The defendants were eventually convicted after around four years on trial, a process that suffered delays because of arguments about the mental health and ability to testify of  Mitrasin Glisic, a key prosecution witness whose testimony incriminated the four wartime fighters.

In February 2023, Belgrade Higher Court sentenced the defendants to a total of 35 years in prison.

But in October 2023, the Belgrade Court of Appeals quashed the first-instance verdict, saying it was “based on a significant violation of the provisions of the criminal procedure, because the first-instance court failed to decide on the evidentiary proposals of the defence regarding the questioning of Milan Lukic, who commanded the Avengers unit… as well as on two others witnesses”.

Serbia has been repeatedly criticised for its slow progress in prosecuting war crime cases. The European Commission’s latest report on Serbia’s progress towards EU accession said the country’s “pace of processing war crimes has significantly deteriorated in recent years”.
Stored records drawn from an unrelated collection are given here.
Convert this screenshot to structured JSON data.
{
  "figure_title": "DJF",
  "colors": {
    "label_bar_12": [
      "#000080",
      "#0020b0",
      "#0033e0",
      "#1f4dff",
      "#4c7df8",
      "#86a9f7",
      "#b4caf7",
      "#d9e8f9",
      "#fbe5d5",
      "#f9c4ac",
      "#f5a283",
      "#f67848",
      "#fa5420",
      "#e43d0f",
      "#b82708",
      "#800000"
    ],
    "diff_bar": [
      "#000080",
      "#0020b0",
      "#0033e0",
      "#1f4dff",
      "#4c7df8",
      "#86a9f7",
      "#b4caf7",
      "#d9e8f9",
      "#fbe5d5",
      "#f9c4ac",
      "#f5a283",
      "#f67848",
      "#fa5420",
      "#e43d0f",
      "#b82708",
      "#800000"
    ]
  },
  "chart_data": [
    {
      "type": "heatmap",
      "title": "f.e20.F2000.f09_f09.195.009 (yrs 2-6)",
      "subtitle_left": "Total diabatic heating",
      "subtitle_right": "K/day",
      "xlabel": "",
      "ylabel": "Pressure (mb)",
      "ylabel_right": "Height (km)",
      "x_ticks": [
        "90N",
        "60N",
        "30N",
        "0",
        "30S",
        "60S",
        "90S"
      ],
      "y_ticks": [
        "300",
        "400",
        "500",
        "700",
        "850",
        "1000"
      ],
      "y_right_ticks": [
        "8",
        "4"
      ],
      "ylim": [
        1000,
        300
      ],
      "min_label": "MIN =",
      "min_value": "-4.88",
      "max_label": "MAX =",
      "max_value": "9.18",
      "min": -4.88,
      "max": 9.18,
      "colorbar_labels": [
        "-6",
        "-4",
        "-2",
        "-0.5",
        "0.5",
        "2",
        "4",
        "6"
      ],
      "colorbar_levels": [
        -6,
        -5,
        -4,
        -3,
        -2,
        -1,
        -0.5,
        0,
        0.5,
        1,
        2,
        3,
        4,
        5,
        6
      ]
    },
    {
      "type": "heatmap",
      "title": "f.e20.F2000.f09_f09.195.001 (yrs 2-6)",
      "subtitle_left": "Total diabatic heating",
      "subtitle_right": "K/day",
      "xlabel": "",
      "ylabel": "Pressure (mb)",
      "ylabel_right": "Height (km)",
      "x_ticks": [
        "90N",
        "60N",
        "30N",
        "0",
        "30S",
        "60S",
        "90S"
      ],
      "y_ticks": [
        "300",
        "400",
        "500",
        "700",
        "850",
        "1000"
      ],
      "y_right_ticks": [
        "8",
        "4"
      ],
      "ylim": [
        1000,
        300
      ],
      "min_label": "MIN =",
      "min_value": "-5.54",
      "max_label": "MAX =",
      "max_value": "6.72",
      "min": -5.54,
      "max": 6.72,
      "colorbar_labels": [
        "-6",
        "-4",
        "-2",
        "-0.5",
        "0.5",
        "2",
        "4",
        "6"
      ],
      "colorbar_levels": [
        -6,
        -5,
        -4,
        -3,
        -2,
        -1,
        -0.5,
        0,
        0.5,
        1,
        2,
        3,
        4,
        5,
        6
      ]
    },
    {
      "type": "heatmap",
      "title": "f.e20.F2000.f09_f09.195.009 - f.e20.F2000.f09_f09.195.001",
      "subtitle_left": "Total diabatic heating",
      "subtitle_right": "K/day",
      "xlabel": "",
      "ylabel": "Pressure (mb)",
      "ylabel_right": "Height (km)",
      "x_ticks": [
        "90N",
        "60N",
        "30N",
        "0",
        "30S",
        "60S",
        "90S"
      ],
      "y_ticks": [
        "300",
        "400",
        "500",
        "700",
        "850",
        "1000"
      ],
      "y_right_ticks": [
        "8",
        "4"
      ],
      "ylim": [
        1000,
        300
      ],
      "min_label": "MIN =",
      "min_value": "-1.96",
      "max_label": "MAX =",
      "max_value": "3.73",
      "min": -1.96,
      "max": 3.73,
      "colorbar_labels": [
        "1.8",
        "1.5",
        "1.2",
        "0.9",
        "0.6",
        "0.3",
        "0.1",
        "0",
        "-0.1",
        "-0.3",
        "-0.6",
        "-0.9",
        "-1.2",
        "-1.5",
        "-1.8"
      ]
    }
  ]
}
Milan Lukic is currently in prison in Estonia after the International Criminal Tribunal for the Former Yugoslavia sentenced him to life imprisonment for other crimes during the Bosnian war, but not for the Strpci killings.

He was indicted for Strpci by the Bosnian state prosecution in 2019. The elementary school in Prelovo where the victims were robbed and beaten was the same one that Lukic himself attended as a child.

BIRN analysis showed that, during the Belgrade trial, many of the defence witnesses tried to portray Lukic as being solely responsible for the Strpci crime.

Ten other wartime Bosnian Serb soldiers have already been convicted in Bosnia and in Montenegro of involvement in the crime.

The appeals chamber of the Bosnian state court in October 2023 confirmed the verdict that sentenced the former commander of the Interventions Company of the Bosnian Serb Army’s Visegrad Brigade, Boban Indjic, to 15 years in prison.

In October 2022, the Bosnian state court also found seven former soldiers from the Bosnian Serb Army’s Second Podrinje Brigade guilty of involvement in the abductions and murders. The judge in the trial said that Milan Lukic took part in the execution of 18 of the captured civilians.

A paramilitary volunteer from Serbia, Mico Jovicic, was sentenced to five years in prison by the Bosnian state court after making a plea bargain admitting his guilt in 2016.

Another paramilitary volunteer, Nebojsa Ranisavljevic, was sentenced to 15 years in prison for the Strpci crime by the Montenegrin court.